Zeller has written five novels, starting with 2002’s “Artificial Snow.” He entered theater when asked to write the libretto for an opera. Since then, he has written a dozen plays. His “Le Pere” (or “The Father”) debuted in Paris in 2012; it has been performed in 45 countries.

When his film debuted at the 2020 Sundance Festival, the loudest buzz was for the performances of Anthony Hopkins and Olivia Colman. They are big news, and Oscar-worthy — but the film is also notable as the debut of an impressive filmmaker.

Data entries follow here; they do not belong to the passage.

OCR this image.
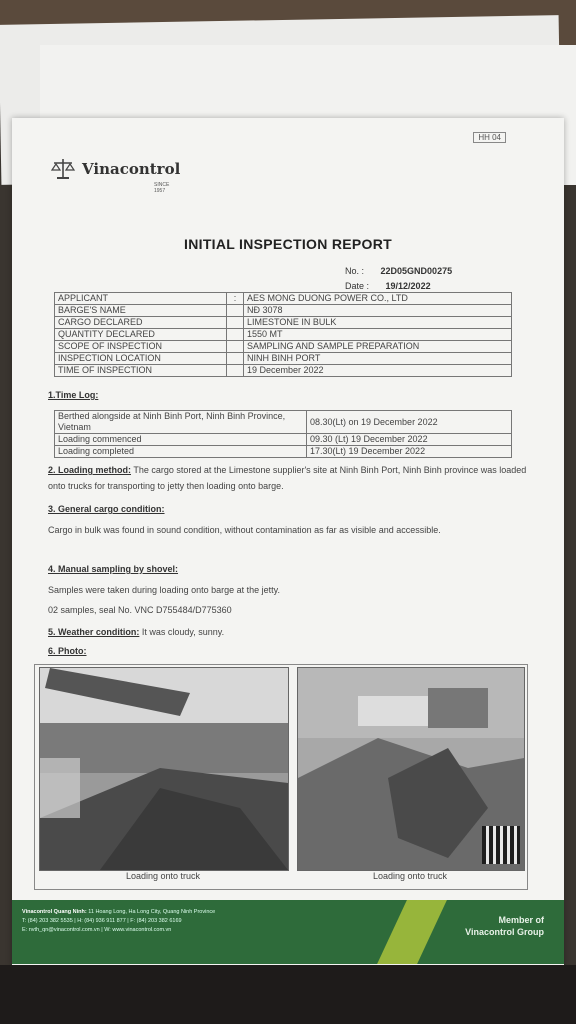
HH 04
Vinacontrol
SINCE 1957
INITIAL INSPECTION REPORT
No. : 22D05GND00275
Date : 19/12/2022
APPLICANT	:	AES MONG DUONG POWER CO., LTD
BARGE'S NAME		NĐ 3078
CARGO DECLARED		LIMESTONE IN BULK
QUANTITY DECLARED		1550 MT
SCOPE OF INSPECTION		SAMPLING AND SAMPLE PREPARATION
INSPECTION LOCATION		NINH BINH PORT
TIME OF INSPECTION		19 December 2022
1.Time Log:
Berthed alongside at Ninh Binh Port, Ninh Binh Province, Vietnam	08.30(Lt) on 19 December 2022
Loading commenced	09.30 (Lt) 19 December 2022
Loading completed	17.30(Lt) 19 December 2022
2. Loading method: The cargo stored at the Limestone supplier's site at Ninh Binh Port, Ninh Binh province was loaded onto trucks for transporting to jetty then loading onto barge.
3. General cargo condition:
Cargo in bulk was found in sound condition, without contamination as far as visible and accessible.
4. Manual sampling by shovel:
Samples were taken during loading onto barge at the jetty.
02 samples, seal No. VNC D755484/D775360
5. Weather condition: It was cloudy, sunny.
6. Photo:
Loading onto truck	Loading onto truck
Vinacontrol Quang Ninh: 11 Hoang Long, Ha Long City, Quang Ninh Province
T: (84) 203 382 5535 | H: (84) 936 911 877 | F: (84) 203 382 6169
E: nvth_qn@vinacontrol.com.vn | W: www.vinacontrol.com.vn
Member of
Vinacontrol Group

The usual training grounds for directors are film school, TV or videos. Playwrights who have become helmers are rare, but they’re notable. Exhibit A: Preston Sturges, whose stage success (“Strictly Dishonorable,” etc.) translated into a screenwriting career in the 1930s. He then became a writer-director with 1940’s “The Great McGinty.”

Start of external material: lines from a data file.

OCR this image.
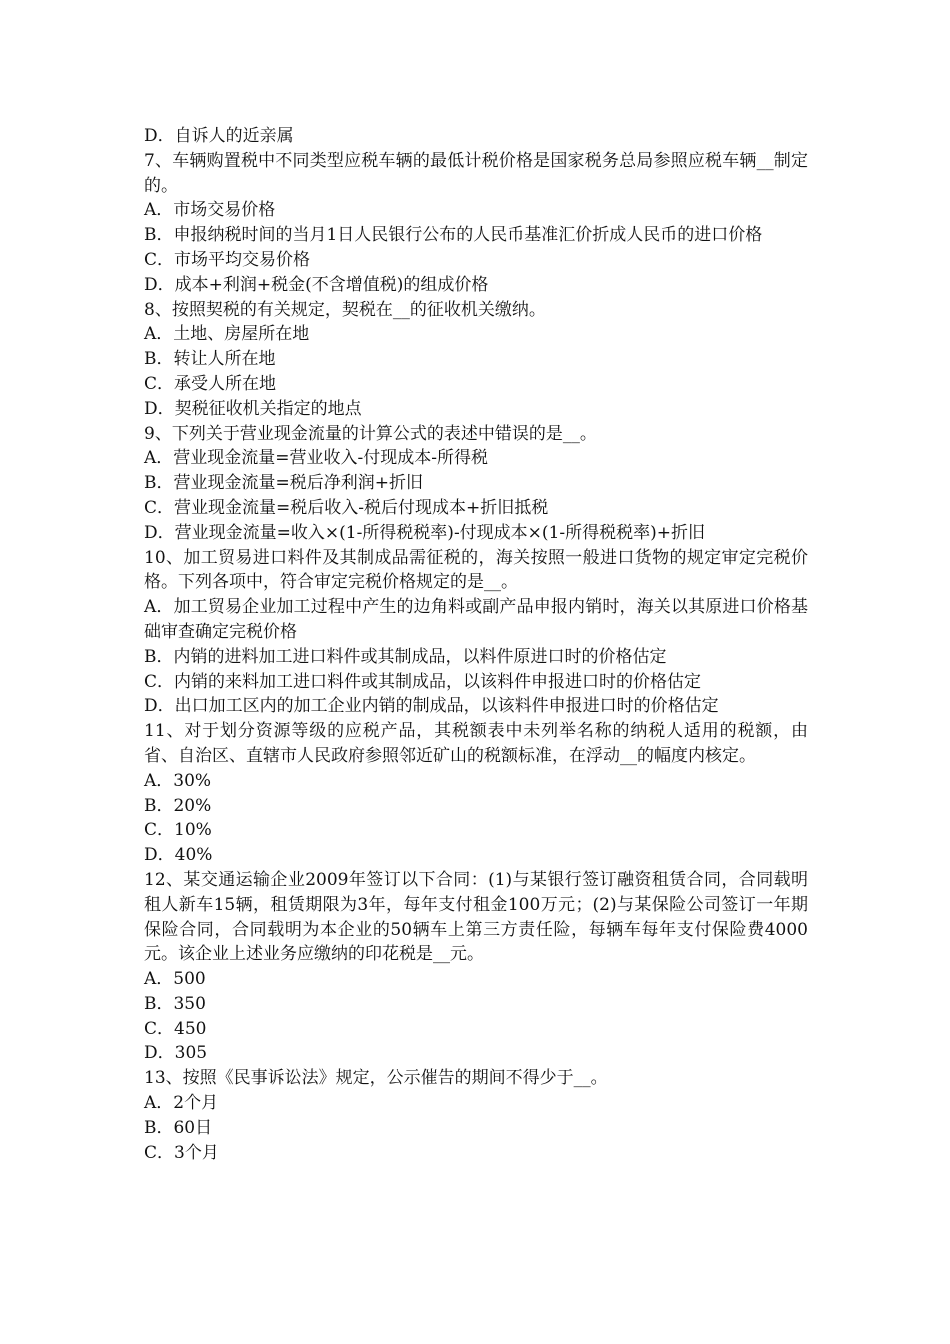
D．自诉人的近亲属

7、车辆购置税中不同类型应税车辆的最低计税价格是国家税务总局参照应税车辆__制定的。

A．市场交易价格

B．申报纳税时间的当月1日人民银行公布的人民币基准汇价折成人民币的进口价格

C．市场平均交易价格

D．成本+利润+税金(不含增值税)的组成价格

8、按照契税的有关规定，契税在__的征收机关缴纳。

A．土地、房屋所在地

B．转让人所在地

C．承受人所在地

D．契税征收机关指定的地点

9、下列关于营业现金流量的计算公式的表述中错误的是__。

A．营业现金流量=营业收入-付现成本-所得税

B．营业现金流量=税后净利润+折旧

C．营业现金流量=税后收入-税后付现成本+折旧抵税

D．营业现金流量=收入×(1-所得税税率)-付现成本×(1-所得税税率)+折旧

10、加工贸易进口料件及其制成品需征税的，海关按照一般进口货物的规定审定完税价格。下列各项中，符合审定完税价格规定的是__。

A．加工贸易企业加工过程中产生的边角料或副产品申报内销时，海关以其原进口价格基础审查确定完税价格

B．内销的进料加工进口料件或其制成品，以料件原进口时的价格估定

C．内销的来料加工进口料件或其制成品，以该料件申报进口时的价格估定

D．出口加工区内的加工企业内销的制成品，以该料件申报进口时的价格估定

11、对于划分资源等级的应税产品，其税额表中未列举名称的纳税人适用的税额，由省、自治区、直辖市人民政府参照邻近矿山的税额标准，在浮动__的幅度内核定。

A．30%

B．20%

C．10%

D．40%

12、某交通运输企业2009年签订以下合同：(1)与某银行签订融资租赁合同，合同载明租人新车15辆，租赁期限为3年，每年支付租金100万元；(2)与某保险公司签订一年期保险合同，合同载明为本企业的50辆车上第三方责任险，每辆车每年支付保险费4000元。该企业上述业务应缴纳的印花税是__元。

A．500

B．350

C．450

D．305

13、按照《民事诉讼法》规定，公示催告的期间不得少于__。

A．2个月

B．60日

C．3个月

For Sturges’ third film, “The Lady Eve” (1941), Variety said he “has mined some of the oldest entertainment values of stage and film.” Three years later, with “Hail the Conquering Hero,” Variety hailed him as “one of the industry’s best writer-directors.”

Other notables include Ben Hecht and Charles MacArthur, who co-wrote five plays, including “The Front Page” (1928) and co-directed several films; Frank Gilroy, Pulitzer-winner for “The Subject Was Roses” and director of films starting with 1971’s “Desperate Characters”; and, of course, David Mamet and Aaron Sorkin.

In Zeller’s play, Anthony is given clues about the past and present that seem contradictory. As with Anthony, the audience is never sure what’s going on. Zeller wanted “to put the audience inside the main character’s head. I wanted it to be not just a story, but for the audience to experience what it’s like to lose your bearings.”

As for “opening up” the play, there are only a few moments of daughter Anne outside the apartment, “but she comes back almost right away. When you are facing a painful situation, there is almost no outside world any more, you only have your problems to deal with.”

Zeller’s work is theatrical and cinematic in the best sense.